La Traviata nella bottega
I racconti di Vincenzo Colledanchise hanno la maturità che solo il trascorrere del tempo può produrre
di Vincenzo Colledanchise
11 febbraio 2020
Sarti, fabbri, falegnami, muratori, calzolai e altri piccoli artigiani e commercianti, integravano e completavano la società contadina. Le loro botteghe erano anche ritrovo giornaliero dei paesani che non frequentavano le cantine.
Gli artigiani erano tanti, ma il lavoro mancava. Così, per guadagnarsi la giornata, il sarto impagliava le sedie, il calzolaio ramazzava in chiesa, il barbiere cavava i denti e tutti, d’estate, strimpellando una tromba, un clarino o un trombone formavano una piccola banda, buona per accompagnare il santo in processione.
Un anno cadde tanta di quella neve che paralizzò il paese per moltissimo tempo. Si dice che non tutti i mali vengono per nuocere, perciò di tale situazione approfittarono gli artigiani per dare vita ad una banda che nelle intenzioni avrebbe potuto rivaleggiare con la famosa Banda Rossa di San Severo.
Giovanni Ferrara, secondo alcuni il miglior maniscalco della provincia, un tipo estroso e megalomane, si mise in testa che i suoi colleghi artigiani dovessero provare presso la sua bottega, tutti i santi pomeriggi, per dare anche loro un concerto in piazza, la vigilia dell’Incoronata. Addirittura propose che concertassero la Traviata di Verdi.

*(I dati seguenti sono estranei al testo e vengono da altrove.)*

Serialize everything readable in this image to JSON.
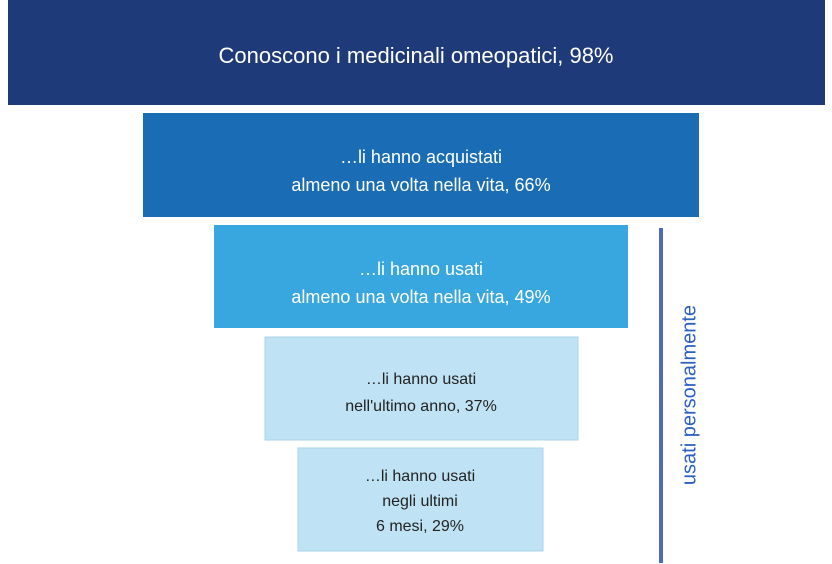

Era pur vero che molti di loro la canticchiavano o fischiettavano a memoria, quotidianamente, mentre erano assorti nella pratica del loro mestiere, ma avventurarsi in tale impresa, a molti, sembrò pura follia. A sconsigliare mastro Giovanni furono proprio gli stessi mastri-musicisti che erano ben consci dei loro limiti artistici. Invece, il cocciuto mastro Giovanni, da semplice capo banda, volle addirittura calarsi nei panni del direttore d’orchestra, che nei movimenti veloci della bacchetta ricordava Toscanini.
Per incitare gli amici, asseriva che in fondo, se pure andava male, nessuno poteva rimproverarli di niente, perché il concerto sarebbe stato gratuito. Inoltre, assicurava, solo loro, gli artigiani, unitamente a qualche galantuomo, conoscevano a memoria l’opera. Cosa ne capivano i poveri cafoni del melodramma verdiano?
Invece proprio i cafoni, la sera dell’attesa esibizione, avendo avuto modo di ascoltare per tutti quei mesi di prova le stonature incredibili che provenivano dalla bottega di mastro Giovanni, si appostarono, dietro la cassa armonica, coi loro strumenti rudimentali, attendendo con impazienza di rivaleggiare con gli artigiani.
Non dovettero attendere molto. Già nelle prime battute del preludio, la tromba di mastro Nicola, apprezzato ciabattino, oltre che andare fuori tempo, inciampò in un do acuto, ma tanto acuto, che alle orecchie del pubblico presente risuonò come la più offensiva delle pernacchie. Neanche la tromba di latta di Vincenzo il banditore era mai arrivata a tanta stridula stonatura.
Fu allora che entrò in scena l’altra orchestra, quella dei cafoni. Armati di struculatore, barili, tric trac, raganelle, tielle, coperchi e cottore di rame, nonché di alcuni potenti bufù, diedero inizio a un assordante controconcerto, che annichilì del tutto i mastri concertatori, che da quella sera tornarono a fare solo i mastri e basta.